Various health problems reported by people after receiving one of the COVID-19 vaccine shots are more likely caused by the vaccines than being merely coincidental, according to an analysis of data from the Vaccine Adverse Event Reporting System (VAERS).
A deeper analysis of the data, however, indicates that many of the adverse effects are more than just a coincidence, according to Jessica Rose, a computational biologist who’s been studying the data for at least nine months.
“The safety signals being thrown off in VAERS now are off the charts across the board,” she told The Epoch Times.
There are multiple ways to parse the data in order to flush out whether the causal link between an adverse event and the vaccination is real or illusory. For example, the vaccines usually come in two doses. A random adverse event unrelated to the vaccine should be dose agnostic. A stroke randomly coinciding with a vaccination shouldn’t be picky about which dose it was. In the VAERS data, however, a number of the reported problems are dose-dependent. Myocarditis in teenagers, for example, is reported several times more often after the second dose than after the first one. Following a booster shot, in contrast, the frequency is significantly lower than after the first dose, Rose found.
Other researchers and health authorities have already acknowledged that the shots are associated with an elevated risk of myocarditis, especially in teenage boys, though they usually also say the risk is low.
Yet dose-dependency shows up in the VAERS data for other problems too, including fainting and dizziness, which are more common after the first dose.

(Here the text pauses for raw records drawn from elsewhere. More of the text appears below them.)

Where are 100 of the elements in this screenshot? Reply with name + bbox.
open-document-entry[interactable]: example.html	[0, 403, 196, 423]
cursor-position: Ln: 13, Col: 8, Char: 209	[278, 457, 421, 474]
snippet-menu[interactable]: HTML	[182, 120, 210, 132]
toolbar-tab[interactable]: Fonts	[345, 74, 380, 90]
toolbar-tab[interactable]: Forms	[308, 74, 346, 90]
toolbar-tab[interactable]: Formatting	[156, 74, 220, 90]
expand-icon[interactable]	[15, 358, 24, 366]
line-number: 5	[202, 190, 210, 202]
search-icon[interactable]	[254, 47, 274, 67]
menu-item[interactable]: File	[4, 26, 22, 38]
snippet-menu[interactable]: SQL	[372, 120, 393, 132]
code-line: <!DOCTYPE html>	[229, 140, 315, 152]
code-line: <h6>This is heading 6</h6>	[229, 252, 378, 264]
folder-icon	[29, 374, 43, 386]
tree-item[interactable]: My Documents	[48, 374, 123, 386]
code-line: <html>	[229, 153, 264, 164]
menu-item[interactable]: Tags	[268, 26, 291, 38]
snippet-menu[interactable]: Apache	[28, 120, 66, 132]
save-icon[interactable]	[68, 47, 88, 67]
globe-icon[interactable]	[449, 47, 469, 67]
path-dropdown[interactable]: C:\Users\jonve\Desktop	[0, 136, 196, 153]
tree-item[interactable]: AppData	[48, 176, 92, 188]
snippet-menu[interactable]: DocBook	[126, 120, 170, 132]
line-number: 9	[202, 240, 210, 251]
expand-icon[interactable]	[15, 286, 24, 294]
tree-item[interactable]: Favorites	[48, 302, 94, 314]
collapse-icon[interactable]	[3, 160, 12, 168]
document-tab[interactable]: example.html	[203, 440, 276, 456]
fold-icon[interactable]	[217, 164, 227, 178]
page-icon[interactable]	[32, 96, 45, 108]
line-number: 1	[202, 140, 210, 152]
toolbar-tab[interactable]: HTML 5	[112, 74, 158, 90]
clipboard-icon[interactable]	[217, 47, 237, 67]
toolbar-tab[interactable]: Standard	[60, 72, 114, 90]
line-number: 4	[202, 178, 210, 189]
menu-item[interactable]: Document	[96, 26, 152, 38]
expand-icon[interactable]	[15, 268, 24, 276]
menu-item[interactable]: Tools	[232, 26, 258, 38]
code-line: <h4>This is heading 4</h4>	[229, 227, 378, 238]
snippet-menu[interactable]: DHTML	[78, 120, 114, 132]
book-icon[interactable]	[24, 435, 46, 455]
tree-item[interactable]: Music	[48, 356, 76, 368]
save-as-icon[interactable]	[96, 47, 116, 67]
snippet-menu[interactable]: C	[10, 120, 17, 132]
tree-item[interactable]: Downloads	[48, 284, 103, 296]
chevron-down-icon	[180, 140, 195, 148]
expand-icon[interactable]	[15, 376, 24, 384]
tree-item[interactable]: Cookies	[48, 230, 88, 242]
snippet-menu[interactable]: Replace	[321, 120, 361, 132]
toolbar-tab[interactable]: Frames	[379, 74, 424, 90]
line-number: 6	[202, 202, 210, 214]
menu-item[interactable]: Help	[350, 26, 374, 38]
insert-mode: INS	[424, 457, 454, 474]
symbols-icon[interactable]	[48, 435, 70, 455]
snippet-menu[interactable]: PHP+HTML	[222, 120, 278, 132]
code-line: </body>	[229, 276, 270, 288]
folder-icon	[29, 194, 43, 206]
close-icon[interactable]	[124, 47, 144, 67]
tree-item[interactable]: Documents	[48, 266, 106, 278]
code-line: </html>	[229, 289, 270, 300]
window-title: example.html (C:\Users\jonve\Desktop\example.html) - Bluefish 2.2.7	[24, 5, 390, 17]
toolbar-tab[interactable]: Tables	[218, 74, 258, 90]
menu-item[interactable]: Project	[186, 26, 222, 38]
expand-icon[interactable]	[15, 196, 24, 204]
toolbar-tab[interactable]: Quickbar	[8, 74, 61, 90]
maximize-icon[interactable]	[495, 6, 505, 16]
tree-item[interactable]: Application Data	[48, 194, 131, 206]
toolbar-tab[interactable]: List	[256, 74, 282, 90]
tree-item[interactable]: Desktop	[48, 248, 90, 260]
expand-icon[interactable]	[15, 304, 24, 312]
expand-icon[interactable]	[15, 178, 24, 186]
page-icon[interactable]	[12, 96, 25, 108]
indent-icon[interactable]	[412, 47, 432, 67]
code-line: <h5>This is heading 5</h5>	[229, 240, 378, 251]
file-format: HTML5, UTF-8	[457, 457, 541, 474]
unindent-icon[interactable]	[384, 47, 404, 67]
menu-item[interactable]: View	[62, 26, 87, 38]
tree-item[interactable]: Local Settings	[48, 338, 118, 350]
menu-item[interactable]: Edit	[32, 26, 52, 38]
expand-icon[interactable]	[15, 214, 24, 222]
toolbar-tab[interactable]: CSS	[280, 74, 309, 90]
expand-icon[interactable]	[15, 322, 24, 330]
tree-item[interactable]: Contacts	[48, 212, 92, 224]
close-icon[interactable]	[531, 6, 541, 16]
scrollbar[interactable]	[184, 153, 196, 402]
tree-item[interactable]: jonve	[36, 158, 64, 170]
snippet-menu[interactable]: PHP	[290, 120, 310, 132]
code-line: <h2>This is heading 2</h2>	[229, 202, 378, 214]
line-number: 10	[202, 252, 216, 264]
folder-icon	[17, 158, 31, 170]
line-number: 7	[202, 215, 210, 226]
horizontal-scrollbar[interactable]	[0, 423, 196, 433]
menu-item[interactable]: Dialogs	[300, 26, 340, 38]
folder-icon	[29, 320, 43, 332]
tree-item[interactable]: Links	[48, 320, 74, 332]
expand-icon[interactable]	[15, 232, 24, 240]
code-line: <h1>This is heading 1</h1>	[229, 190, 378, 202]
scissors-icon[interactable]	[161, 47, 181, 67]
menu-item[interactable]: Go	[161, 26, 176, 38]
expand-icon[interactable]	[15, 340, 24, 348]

Rose acknowledged that statistical analysis seldom provides definitive answers. There could be, for instance, some unknown factor that leads to more reports of unrelated health events after the first or second shot. In her view, however, the data leans away from such a conclusion. Previous research showed that the majority of VAERS reports are filed by medical staff, who shouldn’t fail to report adverse events based on which dose is being administered. To Rose, it seems more likely that if people suffer health problems after an injection of a novel substance and if the problems substantially change between the first and the second shot, the substance probably had something to do with it.
“In lieu of being able to explain this happening for any other reason, it satisfies the dose-response point quite well, in my opinion,” she said of the myocarditis results.
As for why the reports dropped after the “booster” shots, she said she hasn’t found a definitive explanation. It could be that people who didn’t feel well after the first two shots would think twice about getting more. As such, those most at risk for an adverse reaction would be less likely to get the booster.
Rose arrived at the results after she evaluated the VAERS data from the perspective of the Bradford Hill criteria—a set of nine questions that are used by epidemiologists to determine whether any given factor is likely the cause of an observed health effect.
She said she found evidence to answer positively all of the questions.
Rose has encountered resistance in the establishment science circles when she first tried to publicize her analyses. Last year, right before her paper on VAERS myocarditis data was printed, the publisher pulled the paper for unclear reasons.